Last year, the Facebook-owned messaging app Whatsapp, in a move applauded by privacy advocates, announced that it would be introducing end-to-end encryption to protect user data from being intercepted in transit, viewable only by sender and receiver. While, strictly speaking, WhatsApp did as it promised – using a system designed by Open Whisper Systems, creator of the Edward Snowden-endorsed messaging app Signal – it turns out that a fatal flaw in the encryption method has left a security hole that can be exploited, researchers from Brno University of Technology in the Czech Republic have discovered [PDF].

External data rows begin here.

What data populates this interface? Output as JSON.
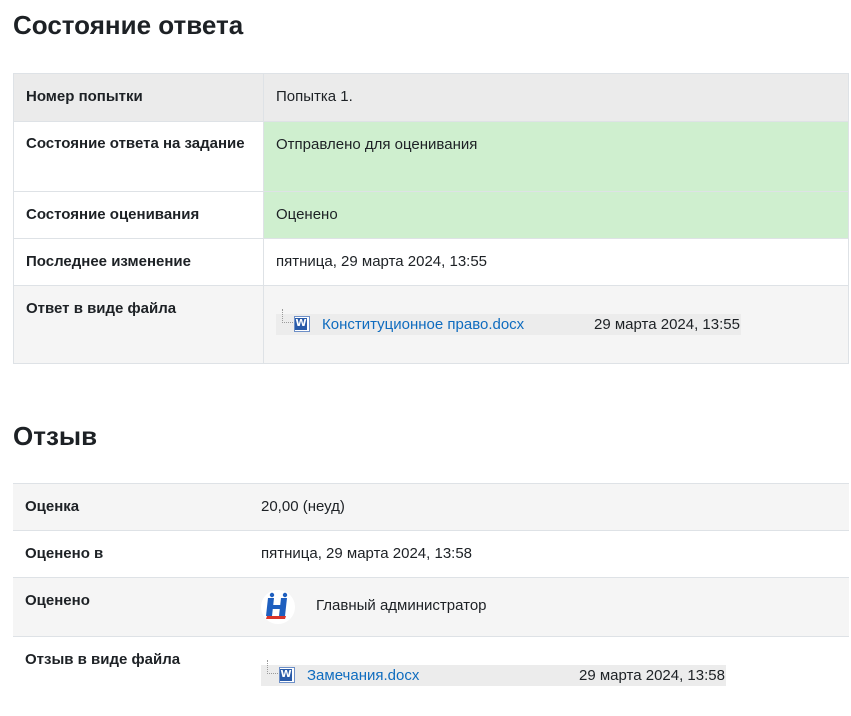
{
  "submission_status": {
    "heading": "Состояние ответа",
    "rows": [
      {
        "label": "Номер попытки",
        "value": "Попытка 1."
      },
      {
        "label": "Состояние ответа на задание",
        "value": "Отправлено для оценивания"
      },
      {
        "label": "Состояние оценивания",
        "value": "Оценено"
      },
      {
        "label": "Последнее изменение",
        "value": "пятница, 29 марта 2024, 13:55"
      },
      {
        "label": "Ответ в виде файла",
        "file_name": "Конституционное право.docx",
        "file_date": "29 марта 2024, 13:55",
        "file_icon": "word-document-icon"
      }
    ],
    "status_color": "#cfefcf"
  },
  "feedback": {
    "heading": "Отзыв",
    "rows": [
      {
        "label": "Оценка",
        "value": "20,00 (неуд)"
      },
      {
        "label": "Оценено в",
        "value": "пятница, 29 марта 2024, 13:58"
      },
      {
        "label": "Оценено",
        "value": "Главный администратор",
        "icon": "user-avatar-icon"
      },
      {
        "label": "Отзыв в виде файла",
        "file_name": "Замечания.docx",
        "file_date": "29 марта 2024, 13:58",
        "file_icon": "word-document-icon"
      }
    ]
  },
  "colors": {
    "link": "#0f6cbf",
    "header_row_bg": "#ebebeb",
    "stripe_bg": "#f5f5f5",
    "border": "#dee2e6"
  }
}
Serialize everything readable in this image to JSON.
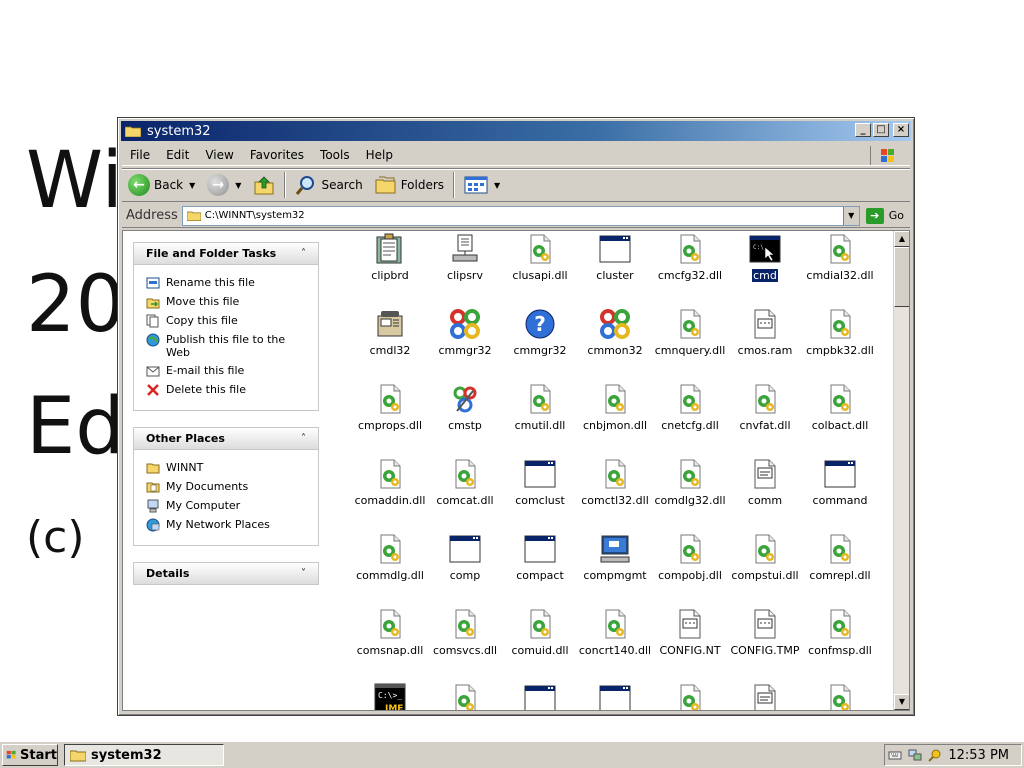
{
  "background": {
    "line1": "Wi",
    "line2": "20",
    "line3": "Ed",
    "line4": "(c)"
  },
  "window": {
    "title": "system32",
    "buttons": [
      "_",
      "□",
      "×"
    ]
  },
  "menu": [
    "File",
    "Edit",
    "View",
    "Favorites",
    "Tools",
    "Help"
  ],
  "toolbar": {
    "back": "Back",
    "search": "Search",
    "folders": "Folders"
  },
  "address": {
    "label": "Address",
    "path": "C:\\WINNT\\system32",
    "go": "Go"
  },
  "tasks": {
    "title": "File and Folder Tasks",
    "items": [
      "Rename this file",
      "Move this file",
      "Copy this file",
      "Publish this file to the Web",
      "E-mail this file",
      "Delete this file"
    ]
  },
  "places": {
    "title": "Other Places",
    "items": [
      "WINNT",
      "My Documents",
      "My Computer",
      "My Network Places"
    ]
  },
  "details": {
    "title": "Details"
  },
  "files": [
    {
      "name": "clipbrd",
      "icon": "clipboard-icon"
    },
    {
      "name": "clipsrv",
      "icon": "clipboard-server-icon"
    },
    {
      "name": "clusapi.dll",
      "icon": "dll-icon"
    },
    {
      "name": "cluster",
      "icon": "window-app-icon"
    },
    {
      "name": "cmcfg32.dll",
      "icon": "dll-icon"
    },
    {
      "name": "cmd",
      "icon": "console-icon"
    },
    {
      "name": "cmdial32.dll",
      "icon": "dll-icon"
    },
    {
      "name": "cmdl32",
      "icon": "phone-icon"
    },
    {
      "name": "cmmgr32",
      "icon": "cm-icon"
    },
    {
      "name": "cmmgr32",
      "icon": "help-icon"
    },
    {
      "name": "cmmon32",
      "icon": "cm-icon"
    },
    {
      "name": "cmnquery.dll",
      "icon": "dll-icon"
    },
    {
      "name": "cmos.ram",
      "icon": "data-file-icon"
    },
    {
      "name": "cmpbk32.dll",
      "icon": "dll-icon"
    },
    {
      "name": "cmprops.dll",
      "icon": "dll-icon"
    },
    {
      "name": "cmstp",
      "icon": "cm-setup-icon"
    },
    {
      "name": "cmutil.dll",
      "icon": "dll-icon"
    },
    {
      "name": "cnbjmon.dll",
      "icon": "dll-icon"
    },
    {
      "name": "cnetcfg.dll",
      "icon": "dll-icon"
    },
    {
      "name": "cnvfat.dll",
      "icon": "dll-icon"
    },
    {
      "name": "colbact.dll",
      "icon": "dll-icon"
    },
    {
      "name": "comaddin.dll",
      "icon": "dll-icon"
    },
    {
      "name": "comcat.dll",
      "icon": "dll-icon"
    },
    {
      "name": "comclust",
      "icon": "window-app-icon"
    },
    {
      "name": "comctl32.dll",
      "icon": "dll-icon"
    },
    {
      "name": "comdlg32.dll",
      "icon": "dll-icon"
    },
    {
      "name": "comm",
      "icon": "text-file-icon"
    },
    {
      "name": "command",
      "icon": "window-app-icon"
    },
    {
      "name": "commdlg.dll",
      "icon": "dll-icon"
    },
    {
      "name": "comp",
      "icon": "window-app-icon"
    },
    {
      "name": "compact",
      "icon": "window-app-icon"
    },
    {
      "name": "compmgmt",
      "icon": "computer-management-icon"
    },
    {
      "name": "compobj.dll",
      "icon": "dll-icon"
    },
    {
      "name": "compstui.dll",
      "icon": "dll-icon"
    },
    {
      "name": "comrepl.dll",
      "icon": "dll-icon"
    },
    {
      "name": "comsnap.dll",
      "icon": "dll-icon"
    },
    {
      "name": "comsvcs.dll",
      "icon": "dll-icon"
    },
    {
      "name": "comuid.dll",
      "icon": "dll-icon"
    },
    {
      "name": "concrt140.dll",
      "icon": "dll-icon"
    },
    {
      "name": "CONFIG.NT",
      "icon": "data-file-icon"
    },
    {
      "name": "CONFIG.TMP",
      "icon": "data-file-icon"
    },
    {
      "name": "confmsp.dll",
      "icon": "dll-icon"
    },
    {
      "name": "",
      "icon": "ime-console-icon"
    },
    {
      "name": "",
      "icon": "dll-icon"
    },
    {
      "name": "",
      "icon": "window-app-icon"
    },
    {
      "name": "",
      "icon": "window-app-icon"
    },
    {
      "name": "",
      "icon": "dll-icon"
    },
    {
      "name": "",
      "icon": "text-file-icon"
    },
    {
      "name": "",
      "icon": "dll-icon"
    }
  ],
  "selected_file": "cmd",
  "taskbar": {
    "start": "Start",
    "task": "system32",
    "clock": "12:53 PM"
  }
}
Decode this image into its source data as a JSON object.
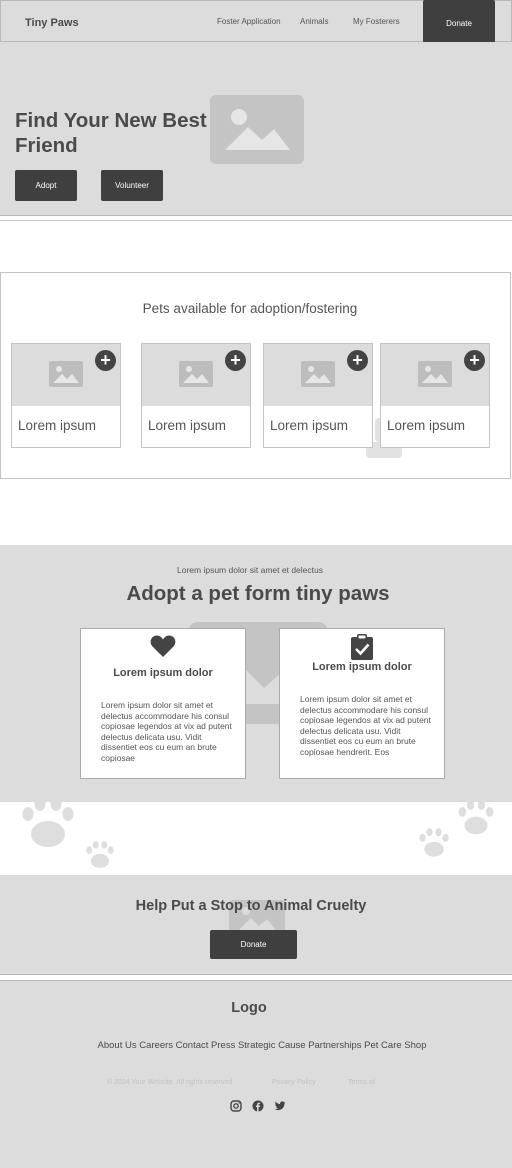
{
  "header": {
    "brand": "Tiny Paws",
    "nav": [
      "Foster Application",
      "Animals",
      "My Fosterers"
    ],
    "donate_label": "Donate"
  },
  "hero": {
    "title": "Find Your New Best Friend",
    "adopt_label": "Adopt",
    "volunteer_label": "Volunteer",
    "image_icon": "image-placeholder-icon"
  },
  "pets": {
    "title": "Pets available for adoption/fostering",
    "cards": [
      {
        "label": "Lorem ipsum",
        "icon": "plus-circle-icon"
      },
      {
        "label": "Lorem ipsum",
        "icon": "plus-circle-icon"
      },
      {
        "label": "Lorem ipsum",
        "icon": "plus-circle-icon"
      },
      {
        "label": "Lorem ipsum",
        "icon": "plus-circle-icon"
      }
    ]
  },
  "adopt": {
    "kicker": "Lorem ipsum dolor sit amet et delectus",
    "title": "Adopt a pet form tiny paws",
    "features": [
      {
        "icon": "heart-icon",
        "title": "Lorem ipsum dolor",
        "body": "Lorem ipsum dolor sit amet et delectus accommodare his consul copiosae legendos at vix ad putent delectus delicata usu. Vidit dissentiet eos cu eum an brute copiosae"
      },
      {
        "icon": "clipboard-check-icon",
        "title": "Lorem ipsum dolor",
        "body": "Lorem ipsum dolor sit amet et delectus accommodare his consul copiosae legendos at vix ad putent delectus delicata usu. Vidit dissentiet eos cu eum an brute copiosae hendrerit. Eos"
      }
    ]
  },
  "cruelty": {
    "title": "Help Put a Stop to Animal Cruelty",
    "donate_label": "Donate"
  },
  "footer": {
    "logo": "Logo",
    "links": "About Us Careers Contact Press Strategic Cause Partnerships Pet Care Shop",
    "copyright": "© 2024 Your Website. All rights reserved.",
    "privacy": "Privacy Policy",
    "terms": "Terms of",
    "social": [
      "instagram-icon",
      "facebook-icon",
      "twitter-icon"
    ]
  },
  "colors": {
    "background_gray": "#dcdcdc",
    "button_dark": "#3f3f3f",
    "placeholder_icon": "#bdbdbd"
  }
}
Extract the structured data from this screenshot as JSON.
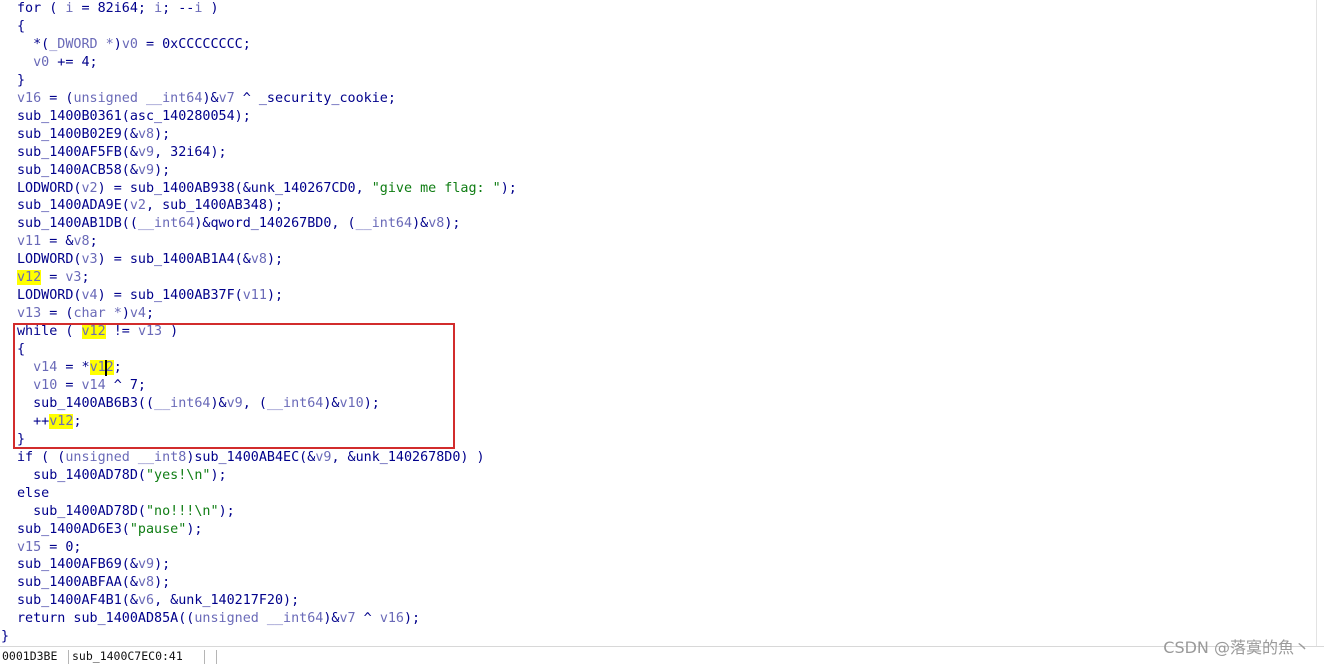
{
  "code_lines": [
    [
      [
        "plain",
        "for ( "
      ],
      [
        "var",
        "i"
      ],
      [
        "plain",
        " = 82i64; "
      ],
      [
        "var",
        "i"
      ],
      [
        "plain",
        "; --"
      ],
      [
        "var",
        "i"
      ],
      [
        "plain",
        " )"
      ]
    ],
    [
      [
        "plain",
        "{"
      ]
    ],
    [
      [
        "plain",
        "  *("
      ],
      [
        "var",
        "_DWORD *"
      ],
      [
        "plain",
        ")"
      ],
      [
        "var",
        "v0"
      ],
      [
        "plain",
        " = 0xCCCCCCCC;"
      ]
    ],
    [
      [
        "plain",
        "  "
      ],
      [
        "var",
        "v0"
      ],
      [
        "plain",
        " += 4;"
      ]
    ],
    [
      [
        "plain",
        "}"
      ]
    ],
    [
      [
        "var",
        "v16"
      ],
      [
        "plain",
        " = ("
      ],
      [
        "var",
        "unsigned __int64"
      ],
      [
        "plain",
        ")&"
      ],
      [
        "var",
        "v7"
      ],
      [
        "plain",
        " ^ _security_cookie;"
      ]
    ],
    [
      [
        "plain",
        "sub_1400B0361(asc_140280054);"
      ]
    ],
    [
      [
        "plain",
        "sub_1400B02E9(&"
      ],
      [
        "var",
        "v8"
      ],
      [
        "plain",
        ");"
      ]
    ],
    [
      [
        "plain",
        "sub_1400AF5FB(&"
      ],
      [
        "var",
        "v9"
      ],
      [
        "plain",
        ", 32i64);"
      ]
    ],
    [
      [
        "plain",
        "sub_1400ACB58(&"
      ],
      [
        "var",
        "v9"
      ],
      [
        "plain",
        ");"
      ]
    ],
    [
      [
        "plain",
        "LODWORD("
      ],
      [
        "var",
        "v2"
      ],
      [
        "plain",
        ") = sub_1400AB938(&unk_140267CD0, "
      ],
      [
        "str",
        "\"give me flag: \""
      ],
      [
        "plain",
        ");"
      ]
    ],
    [
      [
        "plain",
        "sub_1400ADA9E("
      ],
      [
        "var",
        "v2"
      ],
      [
        "plain",
        ", sub_1400AB348);"
      ]
    ],
    [
      [
        "plain",
        "sub_1400AB1DB(("
      ],
      [
        "var",
        "__int64"
      ],
      [
        "plain",
        ")&qword_140267BD0, ("
      ],
      [
        "var",
        "__int64"
      ],
      [
        "plain",
        ")&"
      ],
      [
        "var",
        "v8"
      ],
      [
        "plain",
        ");"
      ]
    ],
    [
      [
        "var",
        "v11"
      ],
      [
        "plain",
        " = &"
      ],
      [
        "var",
        "v8"
      ],
      [
        "plain",
        ";"
      ]
    ],
    [
      [
        "plain",
        "LODWORD("
      ],
      [
        "var",
        "v3"
      ],
      [
        "plain",
        ") = sub_1400AB1A4(&"
      ],
      [
        "var",
        "v8"
      ],
      [
        "plain",
        ");"
      ]
    ],
    [
      [
        "hl",
        "v12"
      ],
      [
        "plain",
        " = "
      ],
      [
        "var",
        "v3"
      ],
      [
        "plain",
        ";"
      ]
    ],
    [
      [
        "plain",
        "LODWORD("
      ],
      [
        "var",
        "v4"
      ],
      [
        "plain",
        ") = sub_1400AB37F("
      ],
      [
        "var",
        "v11"
      ],
      [
        "plain",
        ");"
      ]
    ],
    [
      [
        "var",
        "v13"
      ],
      [
        "plain",
        " = ("
      ],
      [
        "var",
        "char *"
      ],
      [
        "plain",
        ")"
      ],
      [
        "var",
        "v4"
      ],
      [
        "plain",
        ";"
      ]
    ],
    [
      [
        "plain",
        "while ( "
      ],
      [
        "hl",
        "v12"
      ],
      [
        "plain",
        " != "
      ],
      [
        "var",
        "v13"
      ],
      [
        "plain",
        " )"
      ]
    ],
    [
      [
        "plain",
        "{"
      ]
    ],
    [
      [
        "plain",
        "  "
      ],
      [
        "var",
        "v14"
      ],
      [
        "plain",
        " = *"
      ],
      [
        "hl",
        "v12"
      ],
      [
        "plain",
        ";"
      ]
    ],
    [
      [
        "plain",
        "  "
      ],
      [
        "var",
        "v10"
      ],
      [
        "plain",
        " = "
      ],
      [
        "var",
        "v14"
      ],
      [
        "plain",
        " ^ 7;"
      ]
    ],
    [
      [
        "plain",
        "  sub_1400AB6B3(("
      ],
      [
        "var",
        "__int64"
      ],
      [
        "plain",
        ")&"
      ],
      [
        "var",
        "v9"
      ],
      [
        "plain",
        ", ("
      ],
      [
        "var",
        "__int64"
      ],
      [
        "plain",
        ")&"
      ],
      [
        "var",
        "v10"
      ],
      [
        "plain",
        ");"
      ]
    ],
    [
      [
        "plain",
        "  ++"
      ],
      [
        "hl",
        "v12"
      ],
      [
        "plain",
        ";"
      ]
    ],
    [
      [
        "plain",
        "}"
      ]
    ],
    [
      [
        "plain",
        "if ( ("
      ],
      [
        "var",
        "unsigned __int8"
      ],
      [
        "plain",
        ")sub_1400AB4EC(&"
      ],
      [
        "var",
        "v9"
      ],
      [
        "plain",
        ", &unk_1402678D0) )"
      ]
    ],
    [
      [
        "plain",
        "  sub_1400AD78D("
      ],
      [
        "str",
        "\"yes!\\n\""
      ],
      [
        "plain",
        ");"
      ]
    ],
    [
      [
        "plain",
        "else"
      ]
    ],
    [
      [
        "plain",
        "  sub_1400AD78D("
      ],
      [
        "str",
        "\"no!!!\\n\""
      ],
      [
        "plain",
        ");"
      ]
    ],
    [
      [
        "plain",
        "sub_1400AD6E3("
      ],
      [
        "str",
        "\"pause\""
      ],
      [
        "plain",
        ");"
      ]
    ],
    [
      [
        "var",
        "v15"
      ],
      [
        "plain",
        " = 0;"
      ]
    ],
    [
      [
        "plain",
        "sub_1400AFB69(&"
      ],
      [
        "var",
        "v9"
      ],
      [
        "plain",
        ");"
      ]
    ],
    [
      [
        "plain",
        "sub_1400ABFAA(&"
      ],
      [
        "var",
        "v8"
      ],
      [
        "plain",
        ");"
      ]
    ],
    [
      [
        "plain",
        "sub_1400AF4B1(&"
      ],
      [
        "var",
        "v6"
      ],
      [
        "plain",
        ", &unk_140217F20);"
      ]
    ],
    [
      [
        "plain",
        "return sub_1400AD85A(("
      ],
      [
        "var",
        "unsigned __int64"
      ],
      [
        "plain",
        ")&"
      ],
      [
        "var",
        "v7"
      ],
      [
        "plain",
        " ^ "
      ],
      [
        "var",
        "v16"
      ],
      [
        "plain",
        ");"
      ]
    ]
  ],
  "closing_brace": "}",
  "statusbar": {
    "address": "0001D3BE",
    "function": "sub_1400C7EC0:41"
  },
  "watermark": "CSDN @落寞的魚丶",
  "colors": {
    "keyword": "#00008b",
    "variable": "#6a6ab8",
    "string": "#0f7d13",
    "highlight": "#ffff00",
    "selection_box": "#d22c2c"
  }
}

The Brno University researchers were able to reverse-engineer WhatsApp’s security protocol, which could give them access to supposedly encrypted messages sent via the app. How did it manage this if end-to-end encryption is really being implemented? While WhatsApp is using what is known as Public Key Encryption, it is using the same public key for every person, meaning that anyone who can decipher the key can access messages sent by any user, and that WhatsApp itself can access sent messages, something it claimed its end-to-end encryption would prevent.
An oversight like using the same public key for every user appears too specific to be accidental. Was WhatsApp presenting the illusion of end-to-end encryption to hide a secret backdoor from its customers? It’s a move that would certainly have the approval of the UK Government.